If an airline cannot fill a widebody, then every flight becomes a costly loss machine. Lowering fares is not always the solution, because at some point airlines will sell more tickets below cost than they will sell above cost.
In addition, Embraer notes that 99% of intra-regional African flights with wide-body aircraft fly over areas less than 4,500 km (~ 2,800 miles).

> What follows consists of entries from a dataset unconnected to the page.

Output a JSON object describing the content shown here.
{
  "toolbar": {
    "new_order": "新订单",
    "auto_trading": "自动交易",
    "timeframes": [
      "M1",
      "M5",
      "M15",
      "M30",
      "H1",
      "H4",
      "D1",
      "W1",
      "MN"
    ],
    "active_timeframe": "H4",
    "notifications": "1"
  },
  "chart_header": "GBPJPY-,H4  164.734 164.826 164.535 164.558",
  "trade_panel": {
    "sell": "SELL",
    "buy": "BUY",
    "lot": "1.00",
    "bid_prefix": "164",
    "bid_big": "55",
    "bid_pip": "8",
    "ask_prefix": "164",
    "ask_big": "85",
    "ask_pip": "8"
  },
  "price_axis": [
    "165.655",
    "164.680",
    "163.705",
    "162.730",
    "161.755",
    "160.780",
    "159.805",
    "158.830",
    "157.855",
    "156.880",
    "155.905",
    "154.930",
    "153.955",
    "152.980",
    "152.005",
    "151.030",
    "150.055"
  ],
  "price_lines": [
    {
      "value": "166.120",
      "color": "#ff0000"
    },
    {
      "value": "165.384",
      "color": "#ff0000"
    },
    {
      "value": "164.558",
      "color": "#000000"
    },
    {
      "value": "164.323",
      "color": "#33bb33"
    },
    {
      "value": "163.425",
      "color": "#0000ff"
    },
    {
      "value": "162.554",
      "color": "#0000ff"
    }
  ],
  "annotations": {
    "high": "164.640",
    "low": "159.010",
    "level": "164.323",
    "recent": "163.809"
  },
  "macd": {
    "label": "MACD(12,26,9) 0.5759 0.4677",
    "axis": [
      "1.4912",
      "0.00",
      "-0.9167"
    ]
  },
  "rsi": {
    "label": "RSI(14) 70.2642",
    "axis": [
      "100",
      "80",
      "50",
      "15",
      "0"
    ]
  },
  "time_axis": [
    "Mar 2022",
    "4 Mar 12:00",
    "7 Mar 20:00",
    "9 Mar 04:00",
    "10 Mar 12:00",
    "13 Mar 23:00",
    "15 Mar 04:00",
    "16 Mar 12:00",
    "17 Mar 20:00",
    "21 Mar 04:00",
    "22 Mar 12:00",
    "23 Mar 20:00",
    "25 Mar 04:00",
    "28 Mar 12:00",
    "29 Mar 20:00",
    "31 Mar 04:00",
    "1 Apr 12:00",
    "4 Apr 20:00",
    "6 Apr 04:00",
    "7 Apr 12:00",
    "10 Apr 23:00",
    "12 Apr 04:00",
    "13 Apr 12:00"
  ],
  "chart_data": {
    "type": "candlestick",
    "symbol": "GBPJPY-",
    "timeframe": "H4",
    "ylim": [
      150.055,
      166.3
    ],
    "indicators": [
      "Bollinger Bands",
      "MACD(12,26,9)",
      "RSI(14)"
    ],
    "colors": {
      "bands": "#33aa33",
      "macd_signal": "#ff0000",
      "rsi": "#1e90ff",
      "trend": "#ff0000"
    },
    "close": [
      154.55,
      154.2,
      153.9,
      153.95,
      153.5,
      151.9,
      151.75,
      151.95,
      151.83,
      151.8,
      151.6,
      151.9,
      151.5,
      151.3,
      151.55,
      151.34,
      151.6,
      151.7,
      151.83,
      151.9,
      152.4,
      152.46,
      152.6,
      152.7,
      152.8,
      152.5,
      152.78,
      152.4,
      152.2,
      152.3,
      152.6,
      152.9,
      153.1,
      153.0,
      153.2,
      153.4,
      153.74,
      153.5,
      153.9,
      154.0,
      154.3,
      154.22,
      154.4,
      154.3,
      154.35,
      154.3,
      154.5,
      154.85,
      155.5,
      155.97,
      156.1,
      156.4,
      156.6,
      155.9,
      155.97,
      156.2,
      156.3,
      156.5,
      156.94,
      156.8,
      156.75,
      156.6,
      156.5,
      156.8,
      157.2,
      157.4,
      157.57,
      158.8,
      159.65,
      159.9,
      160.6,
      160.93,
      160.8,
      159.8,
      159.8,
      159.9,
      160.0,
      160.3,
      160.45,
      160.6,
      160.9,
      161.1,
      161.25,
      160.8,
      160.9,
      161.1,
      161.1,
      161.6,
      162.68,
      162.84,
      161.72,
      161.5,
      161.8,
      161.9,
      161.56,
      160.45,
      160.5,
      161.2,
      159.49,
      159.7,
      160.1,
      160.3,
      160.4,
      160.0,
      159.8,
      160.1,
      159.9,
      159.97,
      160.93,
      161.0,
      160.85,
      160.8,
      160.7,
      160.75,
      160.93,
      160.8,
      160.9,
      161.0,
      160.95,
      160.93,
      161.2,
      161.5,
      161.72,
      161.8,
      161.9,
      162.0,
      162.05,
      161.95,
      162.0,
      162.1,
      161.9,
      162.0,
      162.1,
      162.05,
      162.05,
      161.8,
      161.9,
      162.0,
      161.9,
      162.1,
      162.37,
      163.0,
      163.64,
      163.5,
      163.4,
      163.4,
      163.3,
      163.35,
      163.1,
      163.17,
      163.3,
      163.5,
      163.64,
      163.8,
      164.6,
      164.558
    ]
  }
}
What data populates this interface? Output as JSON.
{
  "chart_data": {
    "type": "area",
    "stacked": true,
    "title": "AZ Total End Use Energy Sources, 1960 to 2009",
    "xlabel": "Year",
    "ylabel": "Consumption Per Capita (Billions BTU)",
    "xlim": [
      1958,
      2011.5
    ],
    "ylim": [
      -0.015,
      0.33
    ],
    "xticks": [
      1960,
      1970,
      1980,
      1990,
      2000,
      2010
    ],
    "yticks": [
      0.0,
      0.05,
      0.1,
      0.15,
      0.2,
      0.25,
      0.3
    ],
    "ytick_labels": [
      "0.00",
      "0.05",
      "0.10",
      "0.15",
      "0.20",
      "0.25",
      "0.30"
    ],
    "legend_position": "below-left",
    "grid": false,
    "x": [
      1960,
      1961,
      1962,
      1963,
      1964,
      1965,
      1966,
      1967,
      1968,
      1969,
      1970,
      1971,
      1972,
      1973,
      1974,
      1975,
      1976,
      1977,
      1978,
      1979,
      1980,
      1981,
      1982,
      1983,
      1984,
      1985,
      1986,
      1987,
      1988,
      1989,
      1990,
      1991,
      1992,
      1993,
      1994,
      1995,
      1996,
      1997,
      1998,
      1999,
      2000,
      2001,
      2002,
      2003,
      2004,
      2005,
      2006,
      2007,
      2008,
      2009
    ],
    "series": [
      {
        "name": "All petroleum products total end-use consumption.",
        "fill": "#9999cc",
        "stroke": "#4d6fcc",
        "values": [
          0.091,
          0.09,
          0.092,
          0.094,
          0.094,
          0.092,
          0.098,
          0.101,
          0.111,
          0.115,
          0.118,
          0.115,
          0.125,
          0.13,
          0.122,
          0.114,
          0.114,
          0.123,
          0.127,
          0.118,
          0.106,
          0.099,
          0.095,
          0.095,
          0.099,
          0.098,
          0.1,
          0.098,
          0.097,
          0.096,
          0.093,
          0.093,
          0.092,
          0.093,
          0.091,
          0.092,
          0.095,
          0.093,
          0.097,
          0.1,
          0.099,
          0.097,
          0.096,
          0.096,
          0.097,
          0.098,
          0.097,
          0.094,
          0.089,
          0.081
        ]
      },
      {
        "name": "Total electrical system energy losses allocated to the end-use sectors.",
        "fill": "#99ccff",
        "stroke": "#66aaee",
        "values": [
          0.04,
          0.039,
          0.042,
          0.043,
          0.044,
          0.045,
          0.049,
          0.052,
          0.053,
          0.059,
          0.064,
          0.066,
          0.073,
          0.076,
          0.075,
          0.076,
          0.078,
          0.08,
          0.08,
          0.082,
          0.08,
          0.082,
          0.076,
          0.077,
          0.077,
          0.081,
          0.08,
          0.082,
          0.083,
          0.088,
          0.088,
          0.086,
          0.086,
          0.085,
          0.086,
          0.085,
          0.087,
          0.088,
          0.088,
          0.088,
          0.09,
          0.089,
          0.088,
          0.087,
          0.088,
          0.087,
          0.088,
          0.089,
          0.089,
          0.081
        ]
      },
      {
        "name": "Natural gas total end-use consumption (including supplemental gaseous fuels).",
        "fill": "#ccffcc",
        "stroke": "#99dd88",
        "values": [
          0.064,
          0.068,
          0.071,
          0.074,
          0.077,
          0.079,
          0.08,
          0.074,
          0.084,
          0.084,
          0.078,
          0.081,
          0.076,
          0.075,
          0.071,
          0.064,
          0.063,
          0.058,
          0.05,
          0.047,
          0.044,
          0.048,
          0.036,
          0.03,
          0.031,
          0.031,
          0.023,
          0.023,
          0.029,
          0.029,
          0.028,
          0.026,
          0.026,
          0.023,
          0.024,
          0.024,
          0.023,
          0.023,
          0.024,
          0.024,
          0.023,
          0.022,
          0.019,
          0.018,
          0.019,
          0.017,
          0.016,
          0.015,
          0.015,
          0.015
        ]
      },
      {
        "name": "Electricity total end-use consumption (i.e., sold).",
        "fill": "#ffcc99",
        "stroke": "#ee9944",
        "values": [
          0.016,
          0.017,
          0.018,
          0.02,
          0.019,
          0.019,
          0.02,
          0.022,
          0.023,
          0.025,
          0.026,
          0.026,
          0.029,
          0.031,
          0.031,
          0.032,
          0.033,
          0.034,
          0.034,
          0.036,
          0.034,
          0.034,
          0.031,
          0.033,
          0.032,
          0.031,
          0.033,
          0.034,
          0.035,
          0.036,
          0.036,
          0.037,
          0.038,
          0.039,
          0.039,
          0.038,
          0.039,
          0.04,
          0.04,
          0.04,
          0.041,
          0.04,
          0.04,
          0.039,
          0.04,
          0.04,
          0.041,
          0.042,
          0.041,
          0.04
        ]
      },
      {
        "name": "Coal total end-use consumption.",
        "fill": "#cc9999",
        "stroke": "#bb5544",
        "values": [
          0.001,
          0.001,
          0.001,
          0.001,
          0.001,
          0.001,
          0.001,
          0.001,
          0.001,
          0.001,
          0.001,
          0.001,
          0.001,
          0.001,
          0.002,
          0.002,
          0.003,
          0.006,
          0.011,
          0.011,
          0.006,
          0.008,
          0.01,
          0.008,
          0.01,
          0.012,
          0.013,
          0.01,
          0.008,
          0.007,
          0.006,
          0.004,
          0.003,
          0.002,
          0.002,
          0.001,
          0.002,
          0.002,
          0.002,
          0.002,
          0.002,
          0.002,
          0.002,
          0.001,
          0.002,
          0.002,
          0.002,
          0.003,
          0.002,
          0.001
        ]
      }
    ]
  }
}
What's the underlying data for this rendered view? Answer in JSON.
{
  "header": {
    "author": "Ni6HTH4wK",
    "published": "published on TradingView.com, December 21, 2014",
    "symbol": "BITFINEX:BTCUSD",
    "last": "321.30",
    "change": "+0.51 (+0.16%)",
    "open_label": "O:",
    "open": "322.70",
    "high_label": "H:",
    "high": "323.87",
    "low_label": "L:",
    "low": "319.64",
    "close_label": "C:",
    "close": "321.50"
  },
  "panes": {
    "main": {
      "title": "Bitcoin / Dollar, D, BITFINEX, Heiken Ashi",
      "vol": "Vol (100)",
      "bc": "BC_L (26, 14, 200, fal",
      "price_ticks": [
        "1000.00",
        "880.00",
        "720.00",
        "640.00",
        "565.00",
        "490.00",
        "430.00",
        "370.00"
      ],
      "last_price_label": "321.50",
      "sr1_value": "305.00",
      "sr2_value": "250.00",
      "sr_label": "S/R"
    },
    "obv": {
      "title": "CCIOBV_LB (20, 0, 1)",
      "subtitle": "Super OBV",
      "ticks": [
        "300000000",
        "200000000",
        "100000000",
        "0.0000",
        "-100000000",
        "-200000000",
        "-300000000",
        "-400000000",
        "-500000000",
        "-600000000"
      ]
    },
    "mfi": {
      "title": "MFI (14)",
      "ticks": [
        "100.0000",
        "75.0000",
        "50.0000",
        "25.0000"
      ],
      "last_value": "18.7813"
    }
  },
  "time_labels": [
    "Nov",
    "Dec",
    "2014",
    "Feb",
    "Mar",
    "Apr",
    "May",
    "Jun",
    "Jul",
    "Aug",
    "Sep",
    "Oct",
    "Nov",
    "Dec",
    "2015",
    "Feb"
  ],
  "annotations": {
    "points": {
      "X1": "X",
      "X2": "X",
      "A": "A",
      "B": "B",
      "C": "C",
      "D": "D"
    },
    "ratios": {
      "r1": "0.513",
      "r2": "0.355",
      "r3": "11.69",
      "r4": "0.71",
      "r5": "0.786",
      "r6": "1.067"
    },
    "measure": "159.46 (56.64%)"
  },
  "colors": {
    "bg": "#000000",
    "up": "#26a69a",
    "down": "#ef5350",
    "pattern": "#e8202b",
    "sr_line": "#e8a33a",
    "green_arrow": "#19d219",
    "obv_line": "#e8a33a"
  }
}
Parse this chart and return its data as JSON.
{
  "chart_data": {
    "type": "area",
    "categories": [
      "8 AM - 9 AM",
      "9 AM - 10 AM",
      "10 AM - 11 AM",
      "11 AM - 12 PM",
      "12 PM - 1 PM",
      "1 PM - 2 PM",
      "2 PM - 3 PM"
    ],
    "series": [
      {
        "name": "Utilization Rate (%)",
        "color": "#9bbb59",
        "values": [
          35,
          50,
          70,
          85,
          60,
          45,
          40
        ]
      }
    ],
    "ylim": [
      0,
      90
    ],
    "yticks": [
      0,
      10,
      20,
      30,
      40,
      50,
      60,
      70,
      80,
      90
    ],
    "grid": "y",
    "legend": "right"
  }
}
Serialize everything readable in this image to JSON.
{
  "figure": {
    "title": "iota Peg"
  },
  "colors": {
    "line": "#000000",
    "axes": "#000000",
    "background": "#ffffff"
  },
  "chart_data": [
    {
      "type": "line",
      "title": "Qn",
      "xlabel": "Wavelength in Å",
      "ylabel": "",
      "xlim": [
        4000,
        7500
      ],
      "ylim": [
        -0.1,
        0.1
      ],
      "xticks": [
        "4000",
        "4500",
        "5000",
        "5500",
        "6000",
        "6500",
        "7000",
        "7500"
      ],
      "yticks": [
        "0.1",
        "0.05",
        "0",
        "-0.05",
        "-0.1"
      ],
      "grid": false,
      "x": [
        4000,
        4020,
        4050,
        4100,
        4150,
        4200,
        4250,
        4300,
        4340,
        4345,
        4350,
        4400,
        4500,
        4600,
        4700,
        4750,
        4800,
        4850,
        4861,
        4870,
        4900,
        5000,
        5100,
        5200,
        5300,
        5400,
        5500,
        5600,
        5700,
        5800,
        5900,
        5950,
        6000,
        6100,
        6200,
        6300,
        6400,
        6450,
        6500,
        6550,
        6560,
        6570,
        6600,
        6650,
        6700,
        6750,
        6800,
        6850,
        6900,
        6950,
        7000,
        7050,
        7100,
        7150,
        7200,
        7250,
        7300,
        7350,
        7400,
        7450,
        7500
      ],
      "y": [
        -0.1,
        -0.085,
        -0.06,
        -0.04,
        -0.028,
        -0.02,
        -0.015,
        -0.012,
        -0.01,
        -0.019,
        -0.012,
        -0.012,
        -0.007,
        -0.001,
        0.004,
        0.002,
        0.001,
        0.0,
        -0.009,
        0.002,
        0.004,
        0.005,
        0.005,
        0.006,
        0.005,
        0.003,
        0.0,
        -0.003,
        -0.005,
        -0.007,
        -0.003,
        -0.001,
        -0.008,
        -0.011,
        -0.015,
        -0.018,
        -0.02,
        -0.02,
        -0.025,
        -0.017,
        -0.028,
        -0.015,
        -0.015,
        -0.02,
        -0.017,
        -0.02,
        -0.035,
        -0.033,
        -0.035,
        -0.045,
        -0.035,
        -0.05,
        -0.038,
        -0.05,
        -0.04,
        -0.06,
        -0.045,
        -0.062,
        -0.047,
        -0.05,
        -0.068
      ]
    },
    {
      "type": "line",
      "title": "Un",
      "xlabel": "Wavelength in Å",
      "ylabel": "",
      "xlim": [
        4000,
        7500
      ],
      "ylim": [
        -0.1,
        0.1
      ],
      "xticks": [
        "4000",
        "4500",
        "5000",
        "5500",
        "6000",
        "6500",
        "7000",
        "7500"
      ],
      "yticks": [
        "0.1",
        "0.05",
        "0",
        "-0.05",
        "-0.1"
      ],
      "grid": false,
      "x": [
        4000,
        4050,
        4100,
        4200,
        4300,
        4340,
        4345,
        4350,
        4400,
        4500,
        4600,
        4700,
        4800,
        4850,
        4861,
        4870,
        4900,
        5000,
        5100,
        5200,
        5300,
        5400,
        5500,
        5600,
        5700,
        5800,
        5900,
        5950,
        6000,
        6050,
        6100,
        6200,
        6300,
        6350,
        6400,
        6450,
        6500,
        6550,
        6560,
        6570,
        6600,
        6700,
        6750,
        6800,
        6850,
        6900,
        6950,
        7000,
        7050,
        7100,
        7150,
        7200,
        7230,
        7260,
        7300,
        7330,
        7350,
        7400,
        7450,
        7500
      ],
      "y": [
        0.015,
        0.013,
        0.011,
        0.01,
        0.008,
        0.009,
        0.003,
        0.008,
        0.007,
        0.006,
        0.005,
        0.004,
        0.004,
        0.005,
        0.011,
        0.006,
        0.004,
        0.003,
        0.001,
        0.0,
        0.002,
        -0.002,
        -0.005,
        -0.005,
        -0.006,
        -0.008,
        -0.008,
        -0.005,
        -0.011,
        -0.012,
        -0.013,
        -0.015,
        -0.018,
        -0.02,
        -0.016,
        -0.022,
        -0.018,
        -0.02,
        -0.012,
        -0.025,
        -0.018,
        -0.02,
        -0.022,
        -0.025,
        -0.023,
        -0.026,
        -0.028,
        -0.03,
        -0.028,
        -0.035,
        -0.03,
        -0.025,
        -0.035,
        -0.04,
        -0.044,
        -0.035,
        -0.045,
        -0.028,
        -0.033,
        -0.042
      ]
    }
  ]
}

This is where the automaker believes airlines can target more efficient operations by using smaller âcrossoverâ narrow-body planes in the 120 to 150 seat range.
Embraer also sees the potential to improve many roads in Africa. 48.5% of the flights operated on turboprop engines in Africa are carried out on routes of more than 500 km (~ 311 miles), it is at this moment that these planes begin to lose in efficiency and comfort.
Embraer sees an opportunity to upgrade these flights and upgrade some routes taken with smaller regional jets to larger regional jets, like its portfolio of 50 to 150 seat aircraft.
Add to that the right sizing of the 99% of the routes operated by widebody in Africa, Embraer thinks they have the right aircraft to serve the continent.
Embraer largely launches its E-Jets, which are the crown jewel of the airline in passenger aviation. In particular, Embraer sees opportunities for its E2 series of E-Jets, which is the manufacturer’s next-generation regional jet offering.
Considering the development of the airline market in the United States, E-Jets have played a phenomenal role in helping many small communities stay connected. Airlines that couldn’t fill the bigger Airbus A320s or Boeing 737s on regional routes turned to E-Jets to add new points to their network.
Embraer will have to wait for this to materialize
While there is a compelling case for Embraer’s optimism in the African market, the automaker also has to grapple with the fact that airlines are currently in a difficult position.
While some airlines in Africa have already ordered or operate E-Jets, most are still waiting for better financial luck. Many African carriers are in difficulty.
For example, if you look at Air Namibia, South African Airways, Kenya Airways and many more have closed their doors, started some form of restructuring or are engaged in a long-term restructuring plan to return to the profitability.
Without cash, airlines cannot go out and order E-Jets, even though these planes are the right ones for many markets. Nonetheless, once these airlines are back up and running (or new airlines arrive to fill the void), Embraer could start to see more orders from these companies start to come in.
Do you think there are a lot of opportunities for Embraer in Africa? Let us know in the comments!